Рассматривая процесс виртуальной деструкции личности, деструкции личности в интернет-сетях, мы исходим из постулата о взаимосвязи между формированием и развитием личности и развитием форм самопрезентации личности и форм коммуникации, потому что развитие личности сейчас невозможно в отрыве от коммуникативных технологий. На наш взгляд, существование личности в современном медиапространстве может характеризоваться двумя парадоксами. Это парадокс индивида и парадокс актуального момента.

Что такое парадокс индивида? Мы подразумеваем, что современная виртуальная среда (и культура в целом) предоставляет человеку такие формы обретения индивидуальности, в которых имплицирована тотальная деиндивидуализация. Итог: человек за счет сетей пытается обрести свою индивидуальность, но фактически ее лишается. Парадокс индивида мы раскрываем, анализируя четыре эффекта современных медиатехнологий.

Первый эффект – трансформация деятельности. Или, по-другому, иллюзия совместной деятельности в виртуальном пространстве. Деятельность в виртуальном пространстве отличается от деятельности в реальной среде. Она не характеризуется устойчивыми критериями и параметрами: человек, пребывая в некой виртуальной деятельности, в любой момент может переключиться на какую-то свою реальную актуальную среду. Например, он может прервать просмотр онлайн-лекции, чтобы параллельно сделать какие-то дела. Мы наблюдаем эффект негативной интерференции, ослабление смысловых и целевых установок индивида.

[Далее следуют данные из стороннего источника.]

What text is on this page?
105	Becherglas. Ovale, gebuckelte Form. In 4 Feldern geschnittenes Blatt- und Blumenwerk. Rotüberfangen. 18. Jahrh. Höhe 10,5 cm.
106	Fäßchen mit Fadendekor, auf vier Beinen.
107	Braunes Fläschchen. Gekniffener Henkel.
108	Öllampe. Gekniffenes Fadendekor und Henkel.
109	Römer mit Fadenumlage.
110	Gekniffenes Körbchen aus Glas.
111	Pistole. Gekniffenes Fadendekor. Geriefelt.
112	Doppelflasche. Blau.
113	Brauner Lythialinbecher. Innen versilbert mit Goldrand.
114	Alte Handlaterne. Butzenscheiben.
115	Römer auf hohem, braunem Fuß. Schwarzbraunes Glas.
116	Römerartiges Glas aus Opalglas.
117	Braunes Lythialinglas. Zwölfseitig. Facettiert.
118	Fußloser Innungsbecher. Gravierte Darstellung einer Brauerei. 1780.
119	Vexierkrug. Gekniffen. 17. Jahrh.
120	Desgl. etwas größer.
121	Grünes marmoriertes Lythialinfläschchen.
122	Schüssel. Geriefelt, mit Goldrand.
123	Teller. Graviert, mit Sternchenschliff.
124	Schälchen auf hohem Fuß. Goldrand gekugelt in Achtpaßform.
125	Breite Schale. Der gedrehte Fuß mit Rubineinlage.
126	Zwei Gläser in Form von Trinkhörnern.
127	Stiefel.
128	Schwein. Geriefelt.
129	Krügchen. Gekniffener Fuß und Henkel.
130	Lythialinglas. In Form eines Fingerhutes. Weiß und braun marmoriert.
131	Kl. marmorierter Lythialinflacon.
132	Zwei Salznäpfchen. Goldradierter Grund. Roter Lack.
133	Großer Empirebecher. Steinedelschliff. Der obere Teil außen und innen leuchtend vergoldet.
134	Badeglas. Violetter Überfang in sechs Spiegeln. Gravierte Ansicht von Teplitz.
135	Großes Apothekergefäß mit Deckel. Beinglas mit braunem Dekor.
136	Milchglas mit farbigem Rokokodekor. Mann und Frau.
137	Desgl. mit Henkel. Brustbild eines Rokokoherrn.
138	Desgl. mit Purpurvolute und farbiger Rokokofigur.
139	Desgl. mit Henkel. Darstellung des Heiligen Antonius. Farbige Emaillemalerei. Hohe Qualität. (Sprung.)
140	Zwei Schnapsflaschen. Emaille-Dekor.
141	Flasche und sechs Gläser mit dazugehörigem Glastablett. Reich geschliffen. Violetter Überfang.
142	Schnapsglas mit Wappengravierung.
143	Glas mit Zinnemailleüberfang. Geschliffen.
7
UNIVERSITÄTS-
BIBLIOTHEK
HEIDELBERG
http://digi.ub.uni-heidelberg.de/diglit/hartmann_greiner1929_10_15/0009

Второй эффект парадокса индивида – эффект подзорной трубы. Виртуальное пространство предлагает человеку взаимодействие с огромным количеством фрагментированных персонажей, каждый из которых виден ему словно в подзорную трубу. Получается некоторая мифологизация представлений каждого конкретного индивида об индивидах других. Человек в сети получает про других индивидов только ту информацию, которую те сами поставляют.

Происходит искаженное восприятие: человеку кажется, что другие (к примеру, его друзья из френдленты) ведут какую-то более интересную, насыщенную жизнь, что они более успешны, более привлекательны, ведь именно это они пытаются транслировать через социальные сети. С другой стороны, такой тип восприятия создает предпосылку для фрагментации идентичности. Происходит бесконечный процесс сопоставления и отождествления себя с чередой меняющихся персонажей, каждый из которых в сети не предстает как целостная личность. Возникает эффект размывания, фрагментации, иногда даже разрушения идентичности человека.

Следующий эффект – клиповое мышление. Размытость структуры виртуального пространства компенсируется его фрагментарностью, потому что информация в сети в основном представляется в краткой, сжатой форме. Субъект привыкает воспринимать и обрабатывать такие осколочные образы и компоненты информации, тем самым формируя и развивая у себя клиповое мышление. Например, пролистывая ленту в социальных сетях, мы бесконечно переключаемся на разные образы и фрагментарные тексты, перепрыгиваем с одного на другое и не можем развить свою мысль только в одном русле, она у нас постоянно флуктуирует и переключается.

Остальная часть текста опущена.